What certainly was conclusively demonstrated was that the existence of several bodies of Commissioners, each with a district to itself, presented an insuperable obstacle to any general system of sewerage for greater London; and that one capable central authority was the first essential of an adequate and efficient system for London as a whole.
Thus, then, in this first essential of all sanitation—one might say of civilisation—no adequate provision was made by Parliament for the safety of the metropolis; whilst as to other essentials of sanitation, there were no laws for the prevention of the perpetration of every sanitary iniquity; and such authorities as there were failed absolutely to use even the few powers they possessed.
The defective and inefficient sewerage of the metropolis precluded the possibility of any proper system of house drainage, for there being few sewers there were few drains, and consequently instead of drains from the houses to the sewers there were cesspools under almost every house.
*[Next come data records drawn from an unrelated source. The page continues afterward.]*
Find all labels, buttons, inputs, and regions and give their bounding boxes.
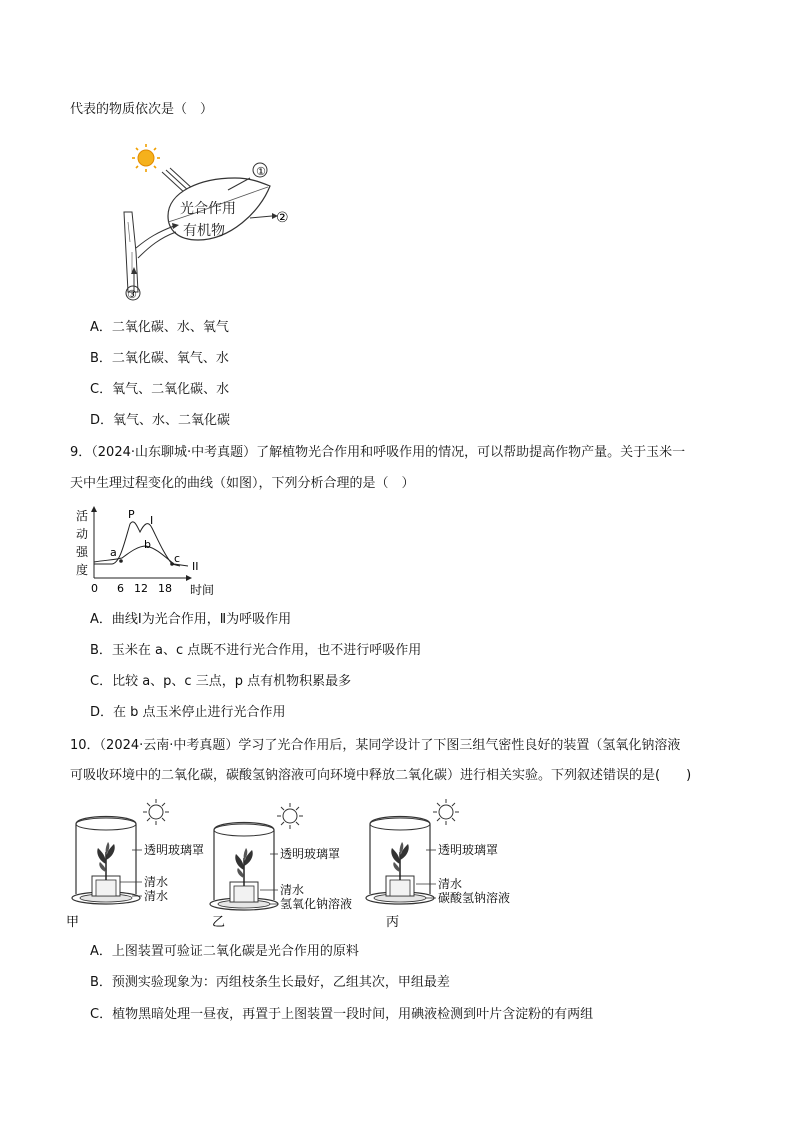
- ylabel-char-2: 动: [76, 527, 89, 541]
- curve-1-label: I: [150, 514, 154, 527]
- q10-option-a[interactable]: A．上图装置可验证二氧化碳是光合作用的原料: [90, 944, 359, 959]
- yi-glass-cover-label: 透明玻璃罩: [280, 847, 341, 861]
- xlabel: 时间: [190, 583, 215, 597]
- q8-option-c[interactable]: C．氧气、二氧化碳、水: [90, 382, 230, 397]
- marker-3: ③: [127, 288, 137, 301]
- tick-6: 6: [117, 582, 124, 595]
- q8-stem-tail: 代表的物质依次是（ ）: [70, 102, 214, 117]
- bing-nahco3-label: 碳酸氢钠溶液: [438, 891, 511, 905]
- q8-option-a[interactable]: A．二氧化碳、水、氧气: [90, 320, 229, 335]
- q10-option-b[interactable]: B．预测实验现象为：丙组枝条生长最好，乙组其次，甲组最差: [90, 975, 450, 990]
- marker-2: ②: [276, 210, 289, 226]
- q9-option-b[interactable]: B．玉米在 a、c 点既不进行光合作用，也不进行呼吸作用: [90, 643, 422, 658]
- curve-1-line: [94, 522, 180, 566]
- group-bing-label: 丙: [386, 915, 400, 930]
- apparatus-jia: [66, 799, 204, 930]
- bing-glass-cover-label: 透明玻璃罩: [438, 843, 499, 857]
- bing-water-label: 清水: [438, 877, 463, 891]
- ylabel-char-3: 强: [76, 545, 89, 559]
- apparatus-yi: [210, 803, 352, 930]
- q8-option-b[interactable]: B．二氧化碳、氧气、水: [90, 351, 229, 366]
- q8-photosynthesis-figure: [110, 142, 300, 302]
- label-organic-matter: 有机物: [183, 223, 225, 239]
- jia-water-label-1: 清水: [144, 875, 169, 889]
- label-photosynthesis: 光合作用: [180, 201, 236, 217]
- tick-18: 18: [158, 582, 172, 595]
- point-c-label: c: [174, 552, 181, 565]
- q9-option-a[interactable]: A．曲线Ⅰ为光合作用，Ⅱ为呼吸作用: [90, 612, 292, 627]
- marker-1: ①: [256, 165, 266, 178]
- q9-option-c[interactable]: C．比较 a、p、c 三点，p 点有机物积累最多: [90, 674, 352, 689]
- q10-stem-line2: 可吸收环境中的二氧化碳，碳酸氢钠溶液可向环境中释放二氧化碳）进行相关实验。下列叙述错误的是( ): [70, 768, 692, 783]
- curve-2-label: II: [192, 560, 199, 573]
- ylabel-char-1: 活: [76, 509, 89, 523]
- q9-option-d[interactable]: D．在 b 点玉米停止进行光合作用: [90, 705, 286, 720]
- yi-water-label: 清水: [280, 883, 305, 897]
- point-p-label: P: [128, 508, 135, 521]
- tick-12: 12: [134, 582, 148, 595]
- q9-activity-curve-chart: [72, 504, 232, 600]
- stem-shape: [124, 212, 138, 292]
- jia-glass-cover-label: 透明玻璃罩: [144, 843, 205, 857]
- q9-stem-line2: 天中生理过程变化的曲线（如图），下列分析合理的是（ ）: [70, 476, 415, 491]
- point-a-label: a: [110, 546, 117, 559]
- point-b-label: b: [144, 538, 151, 551]
- group-yi-label: 乙: [212, 915, 226, 930]
- sun-icon: [132, 144, 160, 172]
- ylabel-char-4: 度: [76, 563, 89, 577]
- apparatus-bing: [366, 799, 510, 930]
- q10-apparatus-figure: [66, 792, 536, 932]
- jia-water-label-2: 清水: [144, 889, 169, 903]
- q8-option-d[interactable]: D．氧气、水、二氧化碳: [90, 413, 231, 428]
- group-jia-label: 甲: [66, 915, 80, 930]
- tick-0: 0: [91, 582, 98, 595]
- q9-stem-line1: 9．（2024·山东聊城·中考真题）了解植物光合作用和呼吸作用的情况，可以帮助提高作物产量。关于玉米一: [70, 445, 686, 460]
- yi-naoh-label: 氢氧化钠溶液: [280, 897, 353, 911]
- q10-stem-line1: 10．（2024·云南·中考真题）学习了光合作用后，某同学设计了下图三组气密性良好的装置（氢氧化钠溶液: [70, 738, 681, 753]
- q10-option-c[interactable]: C．植物黑暗处理一昼夜，再置于上图装置一段时间，用碘液检测到叶片含淀粉的有两组: [90, 1007, 594, 1022]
At the census of 1841 there were over 270,000 houses in the metropolis. It was known, then, that most houses had a cesspool under them, and that a large number had two, three, or four under them. Some of them were so huge that the only name considered adequate to describe them was “cess-lake.” In many districts even the houses in which the better classes lived had neither drain nor sewer—nothing but cesspools; and many of the very best portions of the West End were “literally honeycombed” with them. And so jealous was the law as regarded the rights of private property that so late as 1845 owners were not to be interfered with as regarded even their cesspools, no matter how great the nuisance might be to their neighbours, no matter how dangerous to the community at large. Indeed, the Commissioners of Sewers had no power to compel landlords or house-owners to make drains into the sewers, and of their own motion the landlords would take no action.
In the lower part of Westminster the Commissioners of Sewers had actually carried sewers along some of the streets, but they found “very little desire on the part of the landlords” to use them. “So long as the owners get their rent they do not care about drainage…. The landlords will not move; their property pays them very well; they will not put themselves to any expense; they are satisfied with it as it stands.”
Strange level of satisfaction! when one reads the following evidence given two years later before the Metropolitan Sewers Commission:—
“There are hundreds, I may say thousands, of houses in this metropolis which have no drainage whatever, and the greater part of them have stinking, overflowing cesspools. And there are also hundreds of streets, courts, and alleys, that have no sewers; and how the drainage and filth is cleared away, and how the poor miserable inhabitants live in such places it is hard to tell.
“In pursuance of my duties, from time to time, I have visited very many places where filth was lying scattered about the rooms, vaults, cellars, areas, and yards, so thick, and so deep, that it was hardly possible to move for it. I have also seen in such places human beings living and sleeping in sunk rooms with filth from overflowing cesspools exuding through and running down the walls and over the floors…. The effects of the stench, effluvia, and poisonous gases constantly evolving from these foul accumulations were apparent in the haggard, wan, and swarthy countenances, and enfeebled limbs, of the poor creatures whom I found residing over and amongst these dens of pollution and wretchedness.”[10]
And this witness was unable to refrain from passing a verdict upon what he had seen:—
“To allow such a state of things to exist is a blot upon this scientific and enlightened age, an age, too, teeming with so much wealth, refinement, and benevolence. Morality, and the whole economy of domestic existence, is outraged and deranged by so much suffering and misery. Let not, therefore, the morality, the health, the comfort of thousands of our fellow creatures in this metropolis be in the hands of those who care not about these things, but let good and wholesome laws be enacted to compel houses to be kept in a cleanly and healthy condition.”